—Je vous remercie, au contraire, de ces aveux qui me rassurent, mon ami; il vaut mieux connaître la vérité, quelque pénible qu'elle soit, que de s'épouvanter de fantômes souvent plus effrayants que la réalité.
—Aussi, Mathilde, maintenant je vous jure sur l'honneur, sur ce que j'ai de plus cher au monde, sur vous, enfin! que dans cet entretien j'aborderai votre cousine avec un cœur tout rempli de vous, de votre bonté, de votre générosité; que je ne dirai pas une parole sans songer aux larmes que je vous ai fait verser, noble et angélique créature! je vous jure enfin que ce goût passager dont je vous ai fait l'aveu s'est évanoui devant l'intérêt si sacré, si puissant qui rend nos liens plus étroits encore... Mathilde... Mathilde... je serais le dernier des hommes, si l'état dans lequel vous êtes ne suffisait pas pour me commander les plus tendres soins, les plus chers respects; croyez-moi, assistez donc sans crainte à cet entretien, Mathilde, je suis fier de vous prouver que je sais au moins expier les fautes que j'ai commises.
—Oh! je vous crois, je vous crois, mon Gontran bien-aimé; je m'abandonne à vos conseils: oui, j'aurai le courage de cette épreuve.
—Merci... oh! merci, Mathilde, de me permettre de me justifier ainsi, mais je ne veux pas que vous conserviez le moindre doute; l'amour est soupçonneux, je le sais: malgré vous il vous resterait peut-être l'arrière-pensée que j'ai prévenu Ursule, que...
—Ah!
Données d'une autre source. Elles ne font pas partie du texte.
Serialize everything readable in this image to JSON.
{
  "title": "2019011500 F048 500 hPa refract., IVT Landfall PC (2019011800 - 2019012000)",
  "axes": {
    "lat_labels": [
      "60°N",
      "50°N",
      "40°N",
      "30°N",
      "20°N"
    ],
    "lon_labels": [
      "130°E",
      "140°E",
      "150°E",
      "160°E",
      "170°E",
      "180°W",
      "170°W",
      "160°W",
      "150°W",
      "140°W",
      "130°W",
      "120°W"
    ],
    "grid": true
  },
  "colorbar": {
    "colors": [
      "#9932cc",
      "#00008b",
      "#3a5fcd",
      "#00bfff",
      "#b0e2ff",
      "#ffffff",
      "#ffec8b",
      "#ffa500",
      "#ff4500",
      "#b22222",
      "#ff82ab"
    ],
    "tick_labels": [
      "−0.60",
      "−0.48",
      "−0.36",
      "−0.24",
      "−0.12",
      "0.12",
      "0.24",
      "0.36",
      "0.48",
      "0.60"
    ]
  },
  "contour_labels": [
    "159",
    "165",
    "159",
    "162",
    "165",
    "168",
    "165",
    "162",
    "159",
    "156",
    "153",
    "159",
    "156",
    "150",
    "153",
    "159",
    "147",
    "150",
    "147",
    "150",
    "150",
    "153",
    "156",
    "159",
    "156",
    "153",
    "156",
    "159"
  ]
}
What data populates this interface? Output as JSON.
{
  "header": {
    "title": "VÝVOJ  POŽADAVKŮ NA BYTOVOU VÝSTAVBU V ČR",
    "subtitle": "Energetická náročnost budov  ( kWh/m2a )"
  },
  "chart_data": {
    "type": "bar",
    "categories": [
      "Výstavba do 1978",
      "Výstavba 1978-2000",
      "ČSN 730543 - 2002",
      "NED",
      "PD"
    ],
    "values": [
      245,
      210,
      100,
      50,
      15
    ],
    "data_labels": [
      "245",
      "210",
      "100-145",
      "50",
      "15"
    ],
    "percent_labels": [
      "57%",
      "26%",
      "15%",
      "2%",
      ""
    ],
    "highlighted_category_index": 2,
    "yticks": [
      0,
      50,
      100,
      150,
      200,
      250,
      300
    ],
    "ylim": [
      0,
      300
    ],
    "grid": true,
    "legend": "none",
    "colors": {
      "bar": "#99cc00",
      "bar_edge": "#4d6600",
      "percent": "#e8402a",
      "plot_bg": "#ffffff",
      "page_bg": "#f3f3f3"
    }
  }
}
Gontran, vous me jugez bien mal.
—Non, non, ma pauvre Mathilde, laissez-moi faire; plus l'explication vous semblera franche, loyale, imprévue, plus vous serez satisfaite. Écoutez-moi donc... vous allez dire à Blondeau de prier votre cousine de venir vous trouver ici. Vous vous mettrez là, dans le cabinet de votre alcôve; cette porte vitrée entrouverte, un coin de ce rideau soulevé, vous permettront de tout voir, de tout entendre. Votre cousine viendra, je lui dirai que vous venez de sortir, que vous la priez de vous excuser et de venir la retrouver dans le pavillon du parc. Pendant quelques moments je la retiendrai ici, puis elle sortira pour aller vous chercher. Alors paraissant hors de votre cachette...
—Alors je tomberai à vos genoux, Gontran, pour vous remercier raille fois de m'avoir rendu en un jour tous les bonheurs que je croyais avoir perdus.
Ainsi que l'avait désiré mon mari, Blondeau alla chercher Ursule.
J'entrai avec un grand battement de cœur dans un des cabinets de l'alcôve; les tendres assurances de Gontran, sa loyauté, tout devait m'empêcher de ressentir la moindre crainte, et pourtant un moment encore j'hésitai.
Il me sembla que je jouais un rôle indigne de moi en assistant ainsi invisible à cet entretien.